Category Brief: Katie Girl

The title of this category is a somewhat obscure reference to Sex and the City and probably gives away how obsessed I’ve become with this show over the past year. For anyone who’s familiar with (read: can’t get enough of watching) the show, you’ll remember when Carrie sits in a cafe with her friends, only a few blocks away from Big’s engagement party, and tries to make sense of why he could never commit to her, declaring, “The world is made up of two types of women: the simple girls and the Katie girls. I’m a Katie girl!” Naturally, this makes Big’s fiancee, Natasha, a simple girl–the kind that many men will ultimately choose over women they can’t tame. To better understand the meaning of this sentiment, I’d suggest watching the clip above…or, better yet, watching The Way We Were, the movie that gave birth to the original concept of a Katie girl.

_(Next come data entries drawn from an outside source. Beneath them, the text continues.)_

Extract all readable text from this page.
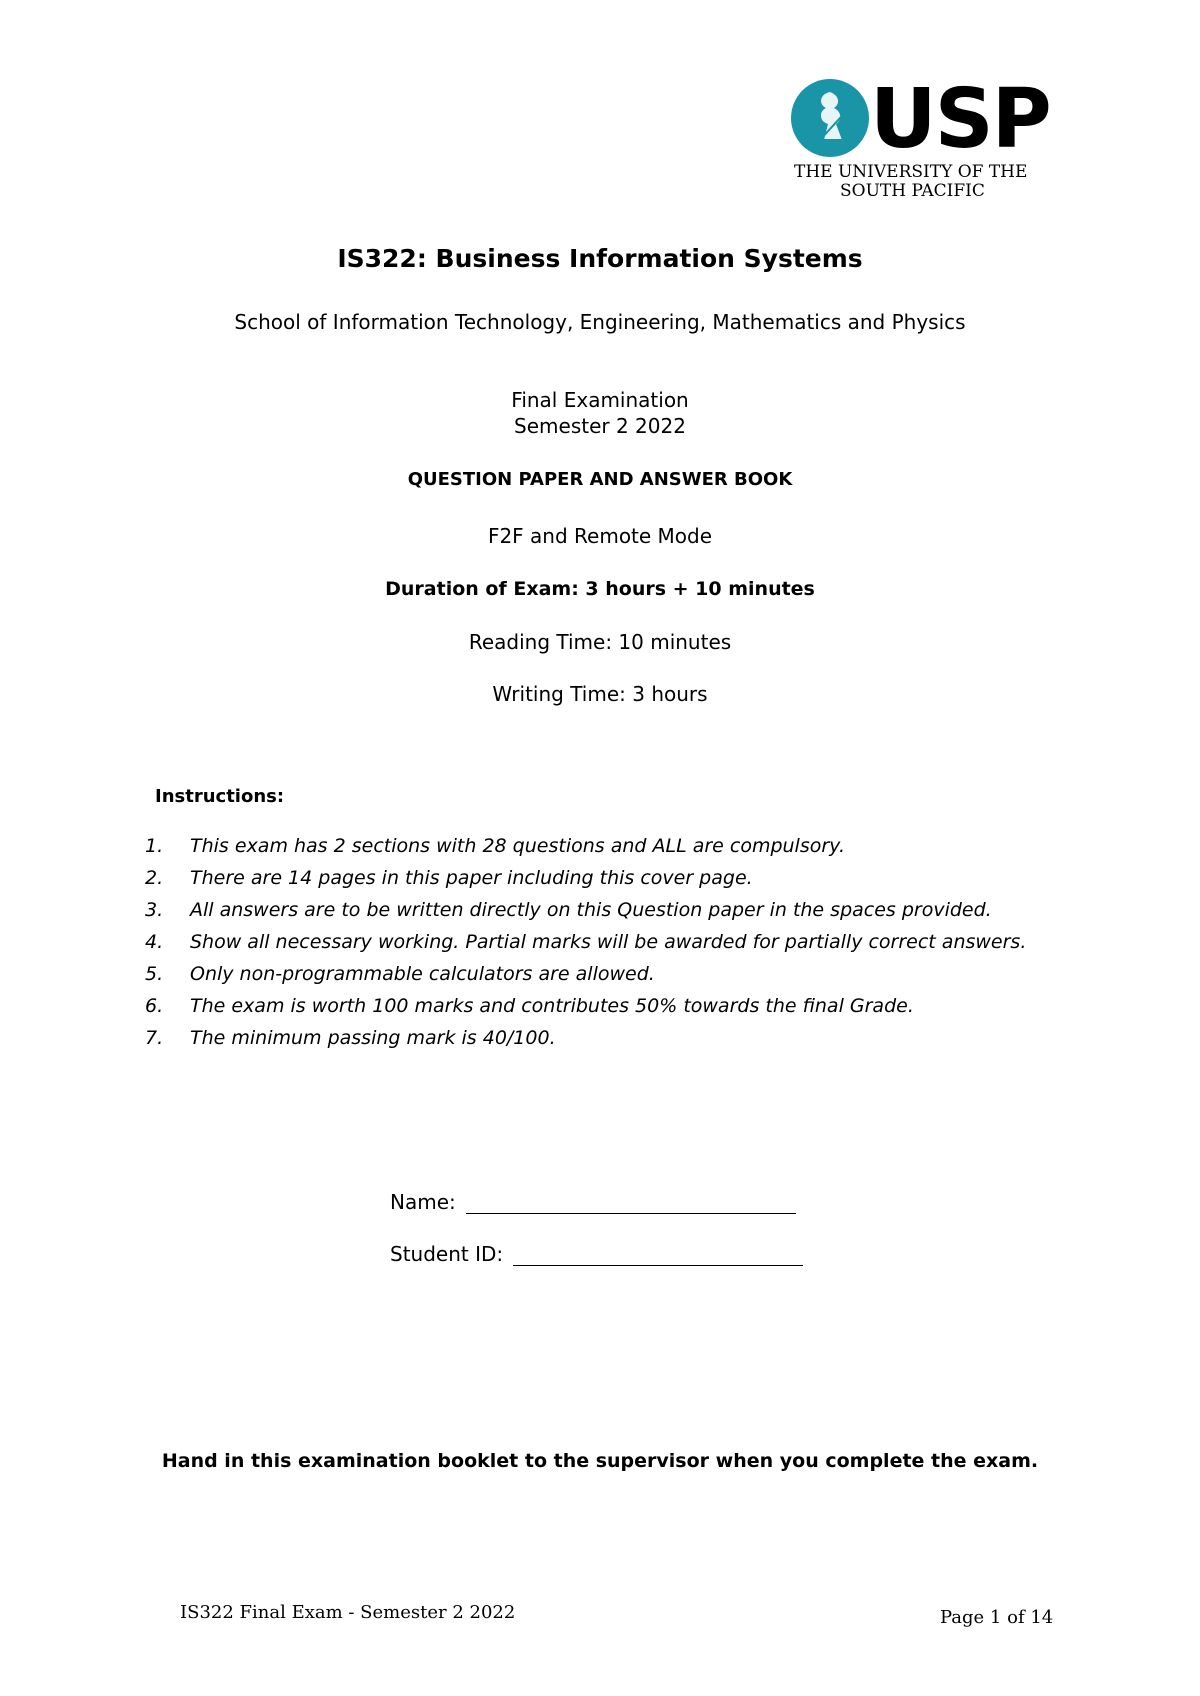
USP
THE UNIVERSITY OF THE
SOUTH PACIFIC
IS322: Business Information Systems
School of Information Technology, Engineering, Mathematics and Physics
Final Examination
Semester 2 2022
QUESTION PAPER AND ANSWER BOOK
F2F and Remote Mode
Duration of Exam: 3 hours + 10 minutes
Reading Time: 10 minutes
Writing Time: 3 hours
Instructions:
1.	This exam has 2 sections with 28 questions and ALL are compulsory.
2.	There are 14 pages in this paper including this cover page.
3.	All answers are to be written directly on this Question paper in the spaces provided.
4.	Show all necessary working. Partial marks will be awarded for partially correct answers.
5.	Only non-programmable calculators are allowed.
6.	The exam is worth 100 marks and contributes 50% towards the final Grade.
7.	The minimum passing mark is 40/100.
Name:
Student ID:
Hand in this examination booklet to the supervisor when you complete the exam.
IS322 Final Exam - Semester 2 2022	Page 1 of 14
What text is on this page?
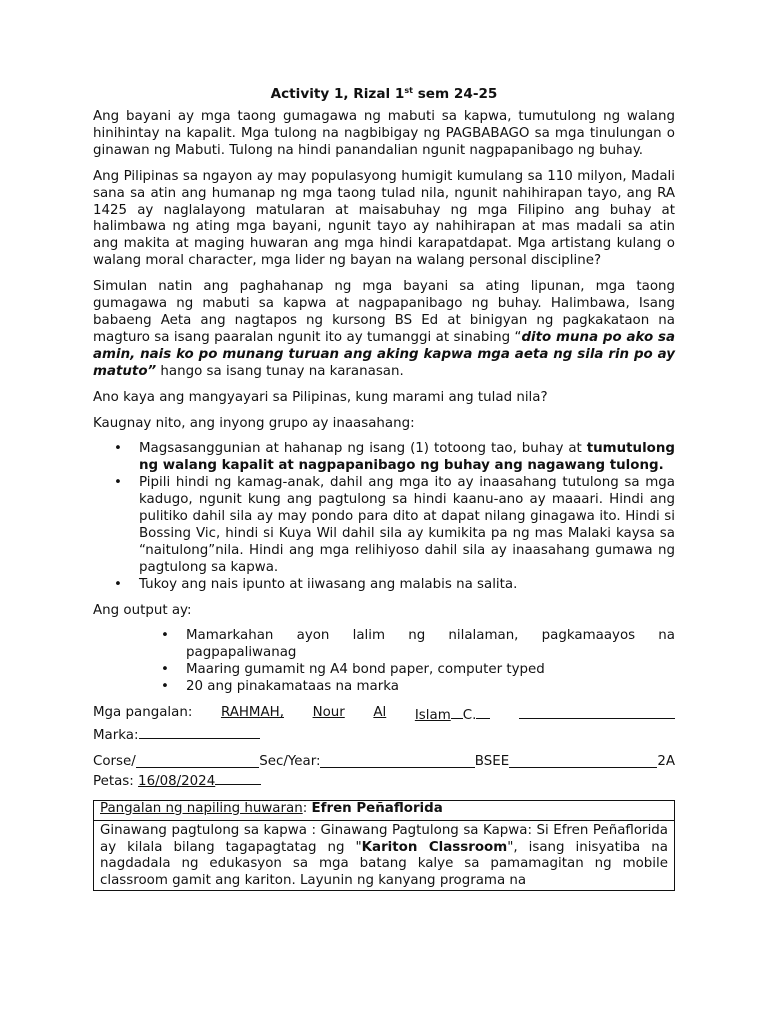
Activity 1, Rizal 1st sem 24-25

Ang bayani ay mga taong gumagawa ng mabuti sa kapwa, tumutulong ng walang hinihintay na kapalit. Mga tulong na nagbibigay ng PAGBABAGO sa mga tinulungan o ginawan ng Mabuti. Tulong na hindi panandalian ngunit nagpapanibago ng buhay.

Ang Pilipinas sa ngayon ay may populasyong humigit kumulang sa 110 milyon, Madali sana sa atin ang humanap ng mga taong tulad nila, ngunit nahihirapan tayo, ang RA 1425 ay naglalayong matularan at maisabuhay ng mga Filipino ang buhay at halimbawa ng ating mga bayani, ngunit tayo ay nahihirapan at mas madali sa atin ang makita at maging huwaran ang mga hindi karapatdapat. Mga artistang kulang o walang moral character, mga lider ng bayan na walang personal discipline?

Simulan natin ang paghahanap ng mga bayani sa ating lipunan, mga taong gumagawa ng mabuti sa kapwa at nagpapanibago ng buhay. Halimbawa, Isang babaeng Aeta ang nagtapos ng kursong BS Ed at binigyan ng pagkakataon na magturo sa isang paaralan ngunit ito ay tumanggi at sinabing “dito muna po ako sa amin, nais ko po munang turuan ang aking kapwa mga aeta ng sila rin po ay matuto” hango sa isang tunay na karanasan.

Ano kaya ang mangyayari sa Pilipinas, kung marami ang tulad nila?

Kaugnay nito, ang inyong grupo ay inaasahang:

• Magsasanggunian at hahanap ng isang (1) totoong tao, buhay at tumutulong ng walang kapalit at nagpapanibago ng buhay ang nagawang tulong.
• Pipili hindi ng kamag-anak, dahil ang mga ito ay inaasahang tutulong sa mga kadugo, ngunit kung ang pagtulong sa hindi kaanu-ano ay maaari. Hindi ang pulitiko dahil sila ay may pondo para dito at dapat nilang ginagawa ito. Hindi si Bossing Vic, hindi si Kuya Wil dahil sila ay kumikita pa ng mas Malaki kaysa sa “naitulong”nila. Hindi ang mga relihiyoso dahil sila ay inaasahang gumawa ng pagtulong sa kapwa.
• Tukoy ang nais ipunto at iiwasang ang malabis na salita.

Ang output ay:

• Mamarkahan ayon lalim ng nilalaman, pagkamaayos na pagpapaliwanag
• Maaring gumamit ng A4 bond paper, computer typed
• 20 ang pinakamataas na marka
Mga pangalan: RAHMAH, Nour Al Islam C.
Marka:
Corse/	Sec/Year:	BSEE	2A
Petas: 16/08/2024
Pangalan ng napiling huwaran: Efren Peñaflorida
Ginawang pagtulong sa kapwa : Ginawang Pagtulong sa Kapwa: Si Efren Peñaflorida ay kilala bilang tagapagtatag ng "Kariton Classroom", isang inisyatiba na nagdadala ng edukasyon sa mga batang kalye sa pamamagitan ng mobile classroom gamit ang kariton. Layunin ng kanyang programa na
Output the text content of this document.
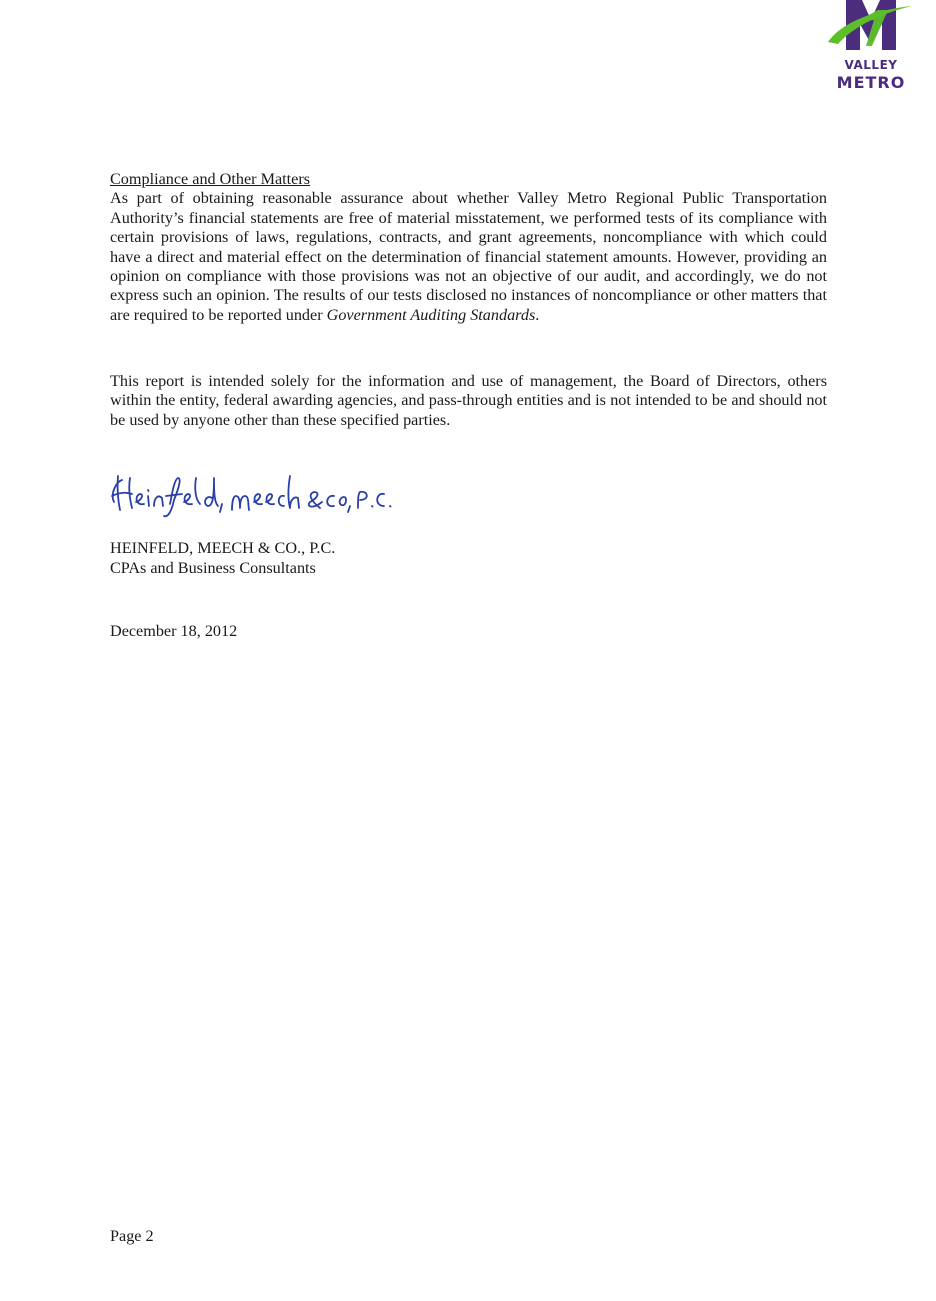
VALLEY
METRO
Compliance and Other Matters

As part of obtaining reasonable assurance about whether Valley Metro Regional Public Transportation Authority’s financial statements are free of material misstatement, we performed tests of its compliance with certain provisions of laws, regulations, contracts, and grant agreements, noncompliance with which could have a direct and material effect on the determination of financial statement amounts. However, providing an opinion on compliance with those provisions was not an objective of our audit, and accordingly, we do not express such an opinion. The results of our tests disclosed no instances of noncompliance or other matters that are required to be reported under Government Auditing Standards.

This report is intended solely for the information and use of management, the Board of Directors, others within the entity, federal awarding agencies, and pass-through entities and is not intended to be and should not be used by anyone other than these specified parties.

HEINFELD, MEECH & CO., P.C.
CPAs and Business Consultants
December 18, 2012
Page 2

The posts in this category could easily be about relationships, but they’re not–that’s what the Little Black Dress category is for. Instead, I’m using this category to house everything and anything that inspires me, that lights a fire under my ass and motivates me to do something–in a word, everything that can help me to become a better Katie girl. A good friend once told me, “You have this feistiness about you–don’t lose it, because I know it’s going to get you so far.” I think all Katie girls have this quality about them; the question is simply how often they unleash it. Those who let it run free in the most crucial of situations, to assert their worth and their talent, are the ones we label Katie girls–the rest are simply Katie girls in the making. I consider myself to be in the latter group at the moment, and I would prefer to be in the former one. Women who change history are Katie girls: Eleanor Roosevelt, Jane Austen, Hillary Clinton, Gloria Alred, Lisa Ling. I hope I can add to their legacy.